It’s Jeffrey here. I’m the concept artist of Proven Lands. To me the major themes for our vegetation always have been twisted beauty on the one hand and omnipresent danger on the other. So I’ve been thinking that I’d like to talk in this dev update about the flora, the plants of our little gem.We refer largely to aquatic plants, alien fungi and carnivorous plants, drawing inspiration from settings with rich flora like the "Last of Us”, “Earthbound” and “Avatar” and from artists like Eyvind Earle and Hiro Isono (especially the latter for his opulent jungle paintings) whose works focus so on textures, they transcends the visual realm to become almost haptic experiences.
During the early stages of development we thought of the environment as complex eco systems along with symbiotic dependencies and life cycles up to a point where the flora would almost seem to have a mind of its own and feel as alive as the creatures that live within it, much like the plant system in the game “Alpha Centauri”, if you remember it. An interesting read on the subject are also studies on plant communication via networks of fungus and chemical signals, useful at warning neighbouring plants of pests or even attracting larger animals that prey on these pests. We also embraced the idea of growth as indication for self-contained life in form of small botanical isles which eventually spread through dispensing spore into the wind creating breeding grounds of colourful, fluffy overgrow for various plants and animals and also provide the players with seeds to cultivate their own crop.
The overall idea is that you guys would have to study the environment closely in order to find out what plants can be lived from and which are deadly and for being able to harvest fruit in certain frequencies without attracting the attention of predators or destabilising the eco system. That is why some of our plants look a bit like snap traps being either closed during ripening or open when their fruit can be plucked while at the same time developing fierce thorns, leaves resembling pincers and vivid color patterns that signal danger. Since we want to encourage continuous gathering and research, almost every plant grows rather obvious fruits sooner or later to seduce the player into picking them.

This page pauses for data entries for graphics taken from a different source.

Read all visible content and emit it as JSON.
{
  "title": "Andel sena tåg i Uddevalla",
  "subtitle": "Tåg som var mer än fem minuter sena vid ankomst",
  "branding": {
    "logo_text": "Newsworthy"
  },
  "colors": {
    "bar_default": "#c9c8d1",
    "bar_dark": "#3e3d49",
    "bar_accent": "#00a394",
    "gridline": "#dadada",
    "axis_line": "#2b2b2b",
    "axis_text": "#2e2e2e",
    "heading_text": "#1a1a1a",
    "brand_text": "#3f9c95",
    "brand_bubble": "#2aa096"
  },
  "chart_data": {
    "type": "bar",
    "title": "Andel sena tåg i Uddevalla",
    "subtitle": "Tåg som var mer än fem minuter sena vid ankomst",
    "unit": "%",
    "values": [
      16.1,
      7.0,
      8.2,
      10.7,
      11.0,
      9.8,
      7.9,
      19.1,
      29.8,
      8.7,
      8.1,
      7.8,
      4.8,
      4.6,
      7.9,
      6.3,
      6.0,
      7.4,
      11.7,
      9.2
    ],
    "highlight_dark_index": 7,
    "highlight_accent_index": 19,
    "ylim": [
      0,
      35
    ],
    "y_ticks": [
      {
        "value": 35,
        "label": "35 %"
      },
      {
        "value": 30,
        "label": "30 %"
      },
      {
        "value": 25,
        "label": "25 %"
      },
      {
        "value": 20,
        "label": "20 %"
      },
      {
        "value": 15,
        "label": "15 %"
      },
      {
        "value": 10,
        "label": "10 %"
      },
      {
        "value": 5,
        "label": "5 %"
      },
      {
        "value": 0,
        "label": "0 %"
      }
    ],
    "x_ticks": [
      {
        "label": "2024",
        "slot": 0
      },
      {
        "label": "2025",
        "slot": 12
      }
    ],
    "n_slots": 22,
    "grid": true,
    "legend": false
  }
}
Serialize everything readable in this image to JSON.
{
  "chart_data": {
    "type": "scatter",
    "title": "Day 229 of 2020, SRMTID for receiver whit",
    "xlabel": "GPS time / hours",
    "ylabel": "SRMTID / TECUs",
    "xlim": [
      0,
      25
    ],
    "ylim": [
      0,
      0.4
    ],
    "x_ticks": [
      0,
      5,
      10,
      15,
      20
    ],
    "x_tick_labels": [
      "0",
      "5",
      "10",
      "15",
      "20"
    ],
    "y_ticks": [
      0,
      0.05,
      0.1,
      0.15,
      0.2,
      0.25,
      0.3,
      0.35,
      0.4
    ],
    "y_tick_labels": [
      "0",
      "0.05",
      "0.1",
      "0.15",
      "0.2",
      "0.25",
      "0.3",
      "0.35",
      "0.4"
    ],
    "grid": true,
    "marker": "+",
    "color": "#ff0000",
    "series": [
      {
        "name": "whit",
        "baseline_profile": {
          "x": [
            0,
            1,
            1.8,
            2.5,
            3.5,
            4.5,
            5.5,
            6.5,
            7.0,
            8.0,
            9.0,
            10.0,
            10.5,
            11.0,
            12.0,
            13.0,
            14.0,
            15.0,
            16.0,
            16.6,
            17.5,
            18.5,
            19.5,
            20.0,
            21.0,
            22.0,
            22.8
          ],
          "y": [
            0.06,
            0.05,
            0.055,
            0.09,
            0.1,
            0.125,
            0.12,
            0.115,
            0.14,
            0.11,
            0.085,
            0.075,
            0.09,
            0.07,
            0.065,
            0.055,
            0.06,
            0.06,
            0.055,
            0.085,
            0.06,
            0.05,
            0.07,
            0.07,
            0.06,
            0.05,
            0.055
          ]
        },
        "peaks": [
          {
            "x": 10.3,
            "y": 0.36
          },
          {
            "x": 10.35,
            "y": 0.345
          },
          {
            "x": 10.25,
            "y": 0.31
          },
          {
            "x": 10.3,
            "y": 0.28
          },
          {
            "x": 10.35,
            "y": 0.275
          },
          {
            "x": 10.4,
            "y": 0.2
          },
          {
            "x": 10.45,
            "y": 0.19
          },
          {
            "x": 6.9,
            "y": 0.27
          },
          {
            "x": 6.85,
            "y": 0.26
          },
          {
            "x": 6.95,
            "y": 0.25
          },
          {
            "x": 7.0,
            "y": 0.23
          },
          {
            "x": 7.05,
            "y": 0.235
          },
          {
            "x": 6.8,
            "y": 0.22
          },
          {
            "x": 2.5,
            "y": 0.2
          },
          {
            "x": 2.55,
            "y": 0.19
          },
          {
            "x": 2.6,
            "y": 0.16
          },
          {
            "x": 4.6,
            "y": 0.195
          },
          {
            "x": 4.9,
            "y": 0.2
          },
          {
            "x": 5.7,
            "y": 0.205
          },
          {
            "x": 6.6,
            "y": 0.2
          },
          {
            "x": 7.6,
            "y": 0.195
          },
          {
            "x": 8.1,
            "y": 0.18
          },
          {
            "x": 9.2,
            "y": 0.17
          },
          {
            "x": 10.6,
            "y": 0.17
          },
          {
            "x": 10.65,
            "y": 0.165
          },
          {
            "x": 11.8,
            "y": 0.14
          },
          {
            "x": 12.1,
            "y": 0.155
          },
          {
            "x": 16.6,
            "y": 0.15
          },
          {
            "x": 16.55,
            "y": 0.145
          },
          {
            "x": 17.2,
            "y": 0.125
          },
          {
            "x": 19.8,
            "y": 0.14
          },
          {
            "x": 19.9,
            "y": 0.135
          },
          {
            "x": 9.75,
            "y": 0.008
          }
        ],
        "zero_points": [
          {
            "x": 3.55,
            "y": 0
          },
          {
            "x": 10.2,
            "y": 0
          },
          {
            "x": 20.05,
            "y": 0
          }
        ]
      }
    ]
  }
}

Today we focus even more on organised biomes, grouping plants by form and color, clustering smaller ones or making them parasitic, including adaption of the environment in the creature design (though that will be subject of another blog post yet to come, I think). In these groves you find beauty combined with hazards en masse, for instance one tree could provide lifesaving nectar or ooze with digestive fluids, like some pitcher plants do, yet even the latter could prove to be a boon when you find the decomposed leftovers of otherwise hard to kill animals that carry valuable materials.
In the long term we have, of course, to see how far we get with such a flora concept in the game. “Heart of Darkness” by Joseph Conrad is a big inspiration for getting lost in the unknown, in nature, which influenced “Apocalypse Now” by the way. In our little game you can destroy a biome in many ways, like there’s a basic “eco” system based on pollution in the game. The animals as well as the plants will vanish or get aggressive according to your behaviour. So we have to see how it goes, how it feels to you and to us after hours in-game, because it needs to stay simple and a background mechanic.